Ich bin wieder völlig fit, aber es waren zwei lange Jahre mit krassen Schmerzen. Es war eine sehr schwierige Zeit für mich und die Band. Aber gleichzeitig haben wir eben auch in dieser Zeit das Album gemacht, es gibt am Ende also etwas Schönes vorzuzeigen. Und ich habe eine Menge gelernt – zum Beispiel geduldig zu sein. Denn wenn man nach einer Operation aufwacht und erst mal nicht mehr laufen kann, ist das heftig. Besonders für jemanden wie mich – ich war bis dahin echt körperlich gesegnet, war nie im Krankenhaus, hatte nie mit gebrochenen Knochen zu tun.

Trotz des Kampfes, den du gesundheitlich hat­test, klingst du warm und souverän auf dem Album. Deine Stimme hat etwas Leichtes an sich.

Ich habe mich selbst noch nie so weich gefühlt wie jetzt. Innen wie außen. Wenn man körperlich versehrt ist, muss man lernen, liebevoller und nachsichtiger mit sich selbst umzugehen. Und wenn man erst einmal dieses Zartgefühl sich selbst gegenüber akzeptiert, dann geht das auch in den Blick und das Verhalten nach draußen über. Nach meiner OP habe ich angefangen, Menschen nur noch als Haut und Knochen zu sehen, die in einer Nanosekunde ausgelöscht werden könnten. Wenn ich nun die Straße entlang gehe, sehe ich so viele humpelnde Leute, Menschen mit Gehstock, mit Rollator und im Rollstuhl.

Um es mal provokativ zu formulieren: Müssen wir leiden, um mitzufühlen?

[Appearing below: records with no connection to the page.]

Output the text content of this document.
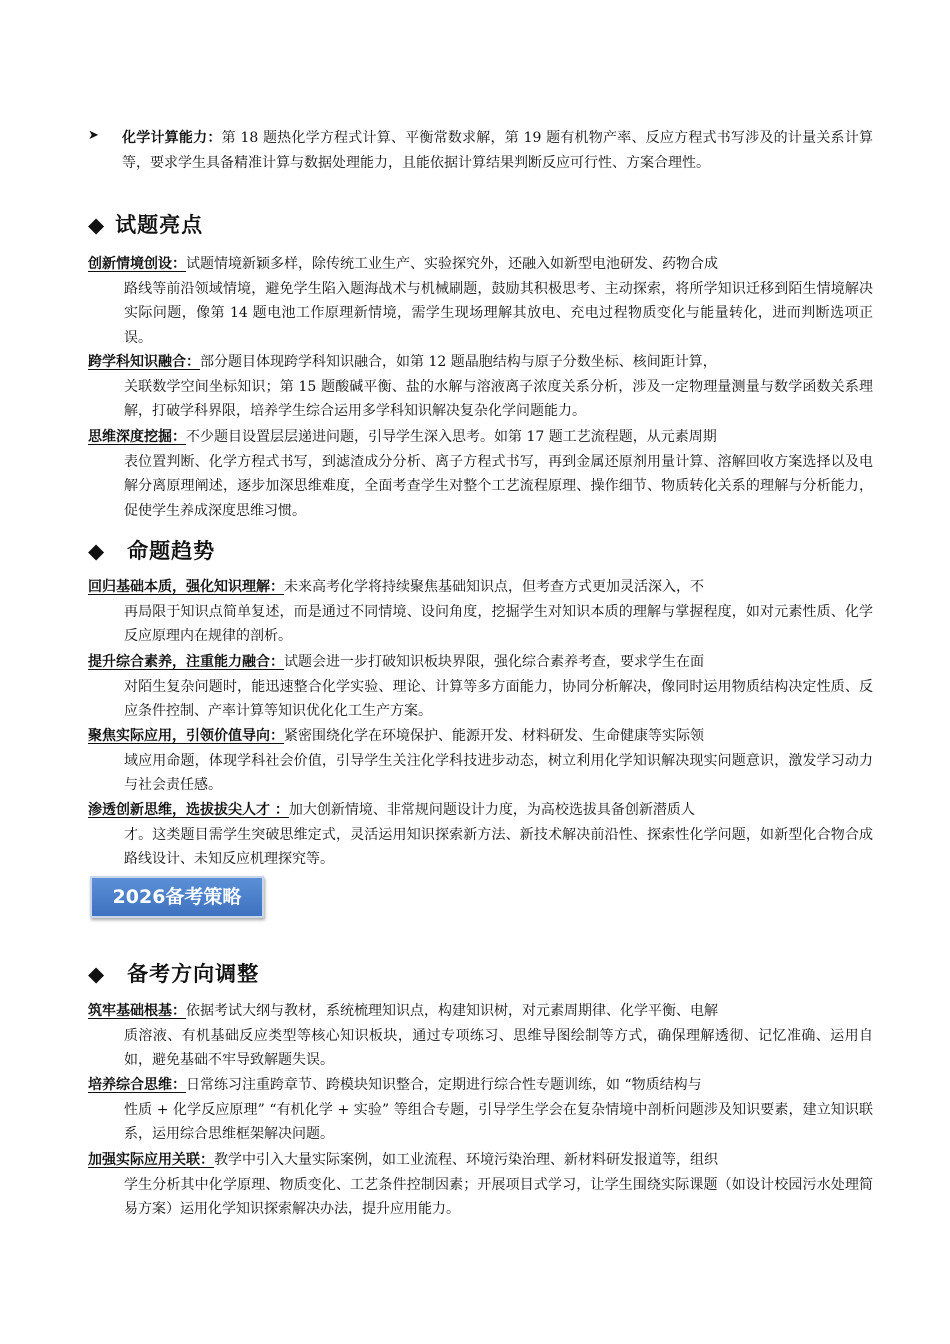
➤ 化学计算能力：第 18 题热化学方程式计算、平衡常数求解，第 19 题有机物产率、反应方程式书写涉及的计量关系计算等，要求学生具备精准计算与数据处理能力，且能依据计算结果判断反应可行性、方案合理性。
◆ 试题亮点
创新情境创设：试题情境新颖多样，除传统工业生产、实验探究外，还融入如新型电池研发、药物合成
路线等前沿领域情境，避免学生陷入题海战术与机械刷题，鼓励其积极思考、主动探索，将所学知识迁移到陌生情境解决实际问题，像第 14 题电池工作原理新情境，需学生现场理解其放电、充电过程物质变化与能量转化，进而判断选项正误。
跨学科知识融合：部分题目体现跨学科知识融合，如第 12 题晶胞结构与原子分数坐标、核间距计算，
关联数学空间坐标知识；第 15 题酸碱平衡、盐的水解与溶液离子浓度关系分析，涉及一定物理量测量与数学函数关系理解，打破学科界限，培养学生综合运用多学科知识解决复杂化学问题能力。
思维深度挖掘：不少题目设置层层递进问题，引导学生深入思考。如第 17 题工艺流程题，从元素周期
表位置判断、化学方程式书写，到滤渣成分分析、离子方程式书写，再到金属还原剂用量计算、溶解回收方案选择以及电解分离原理阐述，逐步加深思维难度，全面考查学生对整个工艺流程原理、操作细节、物质转化关系的理解与分析能力，促使学生养成深度思维习惯。
◆ 命题趋势
回归基础本质，强化知识理解：未来高考化学将持续聚焦基础知识点，但考查方式更加灵活深入，不
再局限于知识点简单复述，而是通过不同情境、设问角度，挖掘学生对知识本质的理解与掌握程度，如对元素性质、化学反应原理内在规律的剖析。
提升综合素养，注重能力融合：试题会进一步打破知识板块界限，强化综合素养考查，要求学生在面
对陌生复杂问题时，能迅速整合化学实验、理论、计算等多方面能力，协同分析解决，像同时运用物质结构决定性质、反应条件控制、产率计算等知识优化化工生产方案。
聚焦实际应用，引领价值导向：紧密围绕化学在环境保护、能源开发、材料研发、生命健康等实际领
域应用命题，体现学科社会价值，引导学生关注化学科技进步动态，树立利用化学知识解决现实问题意识，激发学习动力与社会责任感。
渗透创新思维，选拔拔尖人才 ：加大创新情境、非常规问题设计力度，为高校选拔具备创新潜质人
才。这类题目需学生突破思维定式，灵活运用知识探索新方法、新技术解决前沿性、探索性化学问题，如新型化合物合成路线设计、未知反应机理探究等。
2026备考策略
◆ 备考方向调整
筑牢基础根基：依据考试大纲与教材，系统梳理知识点，构建知识树，对元素周期律、化学平衡、电解
质溶液、有机基础反应类型等核心知识板块，通过专项练习、思维导图绘制等方式，确保理解透彻、记忆准确、运用自如，避免基础不牢导致解题失误。
培养综合思维：日常练习注重跨章节、跨模块知识整合，定期进行综合性专题训练，如 “物质结构与
性质 + 化学反应原理” “有机化学 + 实验” 等组合专题，引导学生学会在复杂情境中剖析问题涉及知识要素，建立知识联系，运用综合思维框架解决问题。
加强实际应用关联：教学中引入大量实际案例，如工业流程、环境污染治理、新材料研发报道等，组织
学生分析其中化学原理、物质变化、工艺条件控制因素；开展项目式学习，让学生围绕实际课题（如设计校园污水处理简易方案）运用化学知识探索解决办法，提升应用能力。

Tatsache ist, dass wir alle leiden. Man kommt nicht drum herum. Aber wenn ich mich frage, ob Künstler:innen in einem ständigen Zustand des Leidens sein müssen, um kreativ zu sein, muss ich das verneinen. Nur denke ich, dass man das Leiden verstehen muss, um gut in dem zu sein, was man macht. Um berühren zu können. Und um dieses Verständnis entwickeln zu können, muss man es wohl selbst erleben. Sonst glaube ich nicht, dass es zu einer wirklich interessanten Kunst führen kann. Und die Schwächen im Leben machen es doch erst so richtig aus. Augenblicke der Freude und des Triumphes sind die Zwischenerscheinungen.

Auf drastische Aussagen lässt Manson Sätze, die wie Ibiza-Sonne wirken, folgen. So erzählt sie im Anschluss von dem Spaß, der mit dem Album-Release, dem erneuten Touren und dem Musikerinnendasein einhergeht. Davon, dass sie sich als Part einer Community fühlen und ihre Stellung darin sehr ernst nehmen würde.

„Mir wurde erzählt, Frauen über 30 wären zu alt“

Gibt es einen großen Traum, der für dich noch offen ist?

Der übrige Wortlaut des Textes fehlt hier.